As the beautiful Iowa River Valley between Steamboat Rock and Eldora unfolds at a pace of 9 minutes a mile, my mind wanders to coming here at 21 and still returning at nearly 43. None of what has transpired in my life over the last 22 years is exactly as I planned, yet somehow it feels as if I’m right where I need to be. It’s a good feeling, and a reminder that forcing your vision of life can often lead to ending up somewhere we don't want to be. However, allowing life to unfold with curiosity, while keeping one hand on the steering wheel, can lead you to better places and even better people.
This is the third year I have run this route, and in the first two, I screwed up the pacing, the hills, and the timing. Slowing to a crawl and questioning how dumb of a runner I can be sometimes. As I crest a hill and see the Eldora Court House bell tower in the distance, I feel strong, in a good place, both on the run and in life. I’m settled into my pace, with fuel still in the tank for the miles ahead. Which is where I want to be in life. Settled, fuel in the tank, and ready for the challenges ahead. It’s the place I try to help most people get to. And when I do not find them in that space, I want to be a place people come to refuel for whatever battle they are facing.

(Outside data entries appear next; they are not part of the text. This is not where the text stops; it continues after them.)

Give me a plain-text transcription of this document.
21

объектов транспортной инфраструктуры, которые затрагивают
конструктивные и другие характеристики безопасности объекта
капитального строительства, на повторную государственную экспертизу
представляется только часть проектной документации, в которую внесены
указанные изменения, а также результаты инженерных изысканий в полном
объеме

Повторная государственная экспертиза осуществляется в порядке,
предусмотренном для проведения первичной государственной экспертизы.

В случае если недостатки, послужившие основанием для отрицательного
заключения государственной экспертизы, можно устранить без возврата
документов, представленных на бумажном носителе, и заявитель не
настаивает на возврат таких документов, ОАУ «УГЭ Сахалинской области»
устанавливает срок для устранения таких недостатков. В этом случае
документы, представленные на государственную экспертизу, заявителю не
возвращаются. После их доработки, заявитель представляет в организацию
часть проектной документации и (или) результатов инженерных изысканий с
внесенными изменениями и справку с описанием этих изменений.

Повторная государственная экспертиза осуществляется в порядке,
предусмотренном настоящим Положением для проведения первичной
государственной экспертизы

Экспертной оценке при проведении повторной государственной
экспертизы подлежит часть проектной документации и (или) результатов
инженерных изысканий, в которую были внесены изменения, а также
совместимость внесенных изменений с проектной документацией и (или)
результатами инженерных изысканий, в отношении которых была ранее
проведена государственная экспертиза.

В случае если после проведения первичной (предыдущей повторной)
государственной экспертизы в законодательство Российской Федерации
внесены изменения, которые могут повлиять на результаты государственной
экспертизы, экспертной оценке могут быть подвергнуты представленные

Life has a way of throwing us from one problem to another, and we can never be certain whether we are navigating it correctly. We hope that, at some point, we get confirmation that we aren’t on the wrong course. This weekend, as always, has been a bellwether weekend for me. Strip away the noise, hang with great people, and contemplate whether I am with all the complications life throws at us, navigating to the best of my ability. I cross in front of the courthouse at mile 11.5, and I know most of what is left is downhill. I’m exhausted from more than just running. But it is the good kind of exhaustion. I’m still fighting the good fight in life.

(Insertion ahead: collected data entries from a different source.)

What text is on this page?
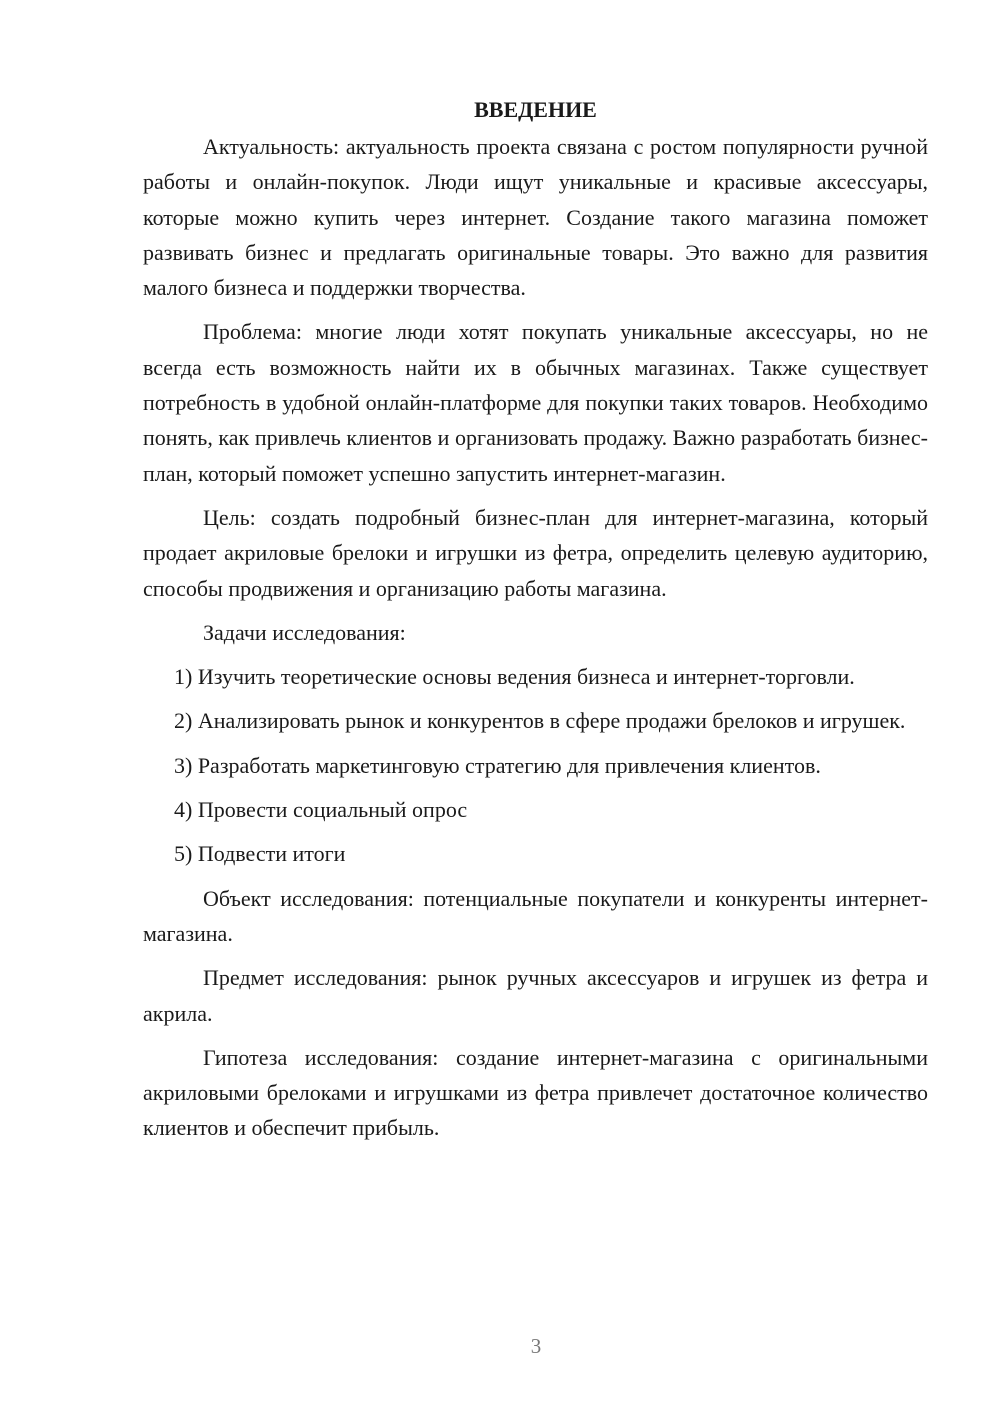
ВВЕДЕНИЕ

Актуальность: актуальность проекта связана с ростом популярности ручной работы и онлайн-покупок. Люди ищут уникальные и красивые аксессуары, которые можно купить через интернет. Создание такого магазина поможет развивать бизнес и предлагать оригинальные товары. Это важно для развития малого бизнеса и поддержки творчества.

Проблема: многие люди хотят покупать уникальные аксессуары, но не всегда есть возможность найти их в обычных магазинах. Также существует потребность в удобной онлайн-платформе для покупки таких товаров. Необходимо понять, как привлечь клиентов и организовать продажу. Важно разработать бизнес-план, который поможет успешно запустить интернет-магазин.

Цель: создать подробный бизнес-план для интернет-магазина, который продает акриловые брелоки и игрушки из фетра, определить целевую аудиторию, способы продвижения и организацию работы магазина.

Задачи исследования:

1) Изучить теоретические основы ведения бизнеса и интернет-торговли.

2) Анализировать рынок и конкурентов в сфере продажи брелоков и игрушек.

3) Разработать маркетинговую стратегию для привлечения клиентов.

4) Провести социальный опрос

5) Подвести итоги

Объект исследования: потенциальные покупатели и конкуренты интернет-магазина.

Предмет исследования: рынок ручных аксессуаров и игрушек из фетра и акрила.

Гипотеза исследования: создание интернет-магазина с оригинальными акриловыми брелоками и игрушками из фетра привлечет достаточное количество клиентов и обеспечит прибыль.

3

The downhill provides relief, the campsite is in my sights, and 48 hours of nostalgia, catching up, and laughs lie ahead. I stayed focused and finally ran this loop the way I wanted, as best as I could. Just as I want to live my life, to the best of my ability. That’s what I hope for just about everyone. It's time to reinitiate the fading art of genuine connection with other people. I stroll into the campsite and tell my friends. I’m ready for a Gatorade and a beer. Let the recharge come from being with people who understand me and also challenge me. Two hours by myself and 48 with them is the perfect ratio for a weekend that always gives me the good feels about life. Traditions, like life itself, change over the years, ever so slightly. These 13 miles represent my interactions with the weekend, changing and adjusting just a tad. It’s a good adjustment. I’m keeping pace with it all, and that's reason enough to smile and reconnect again and again.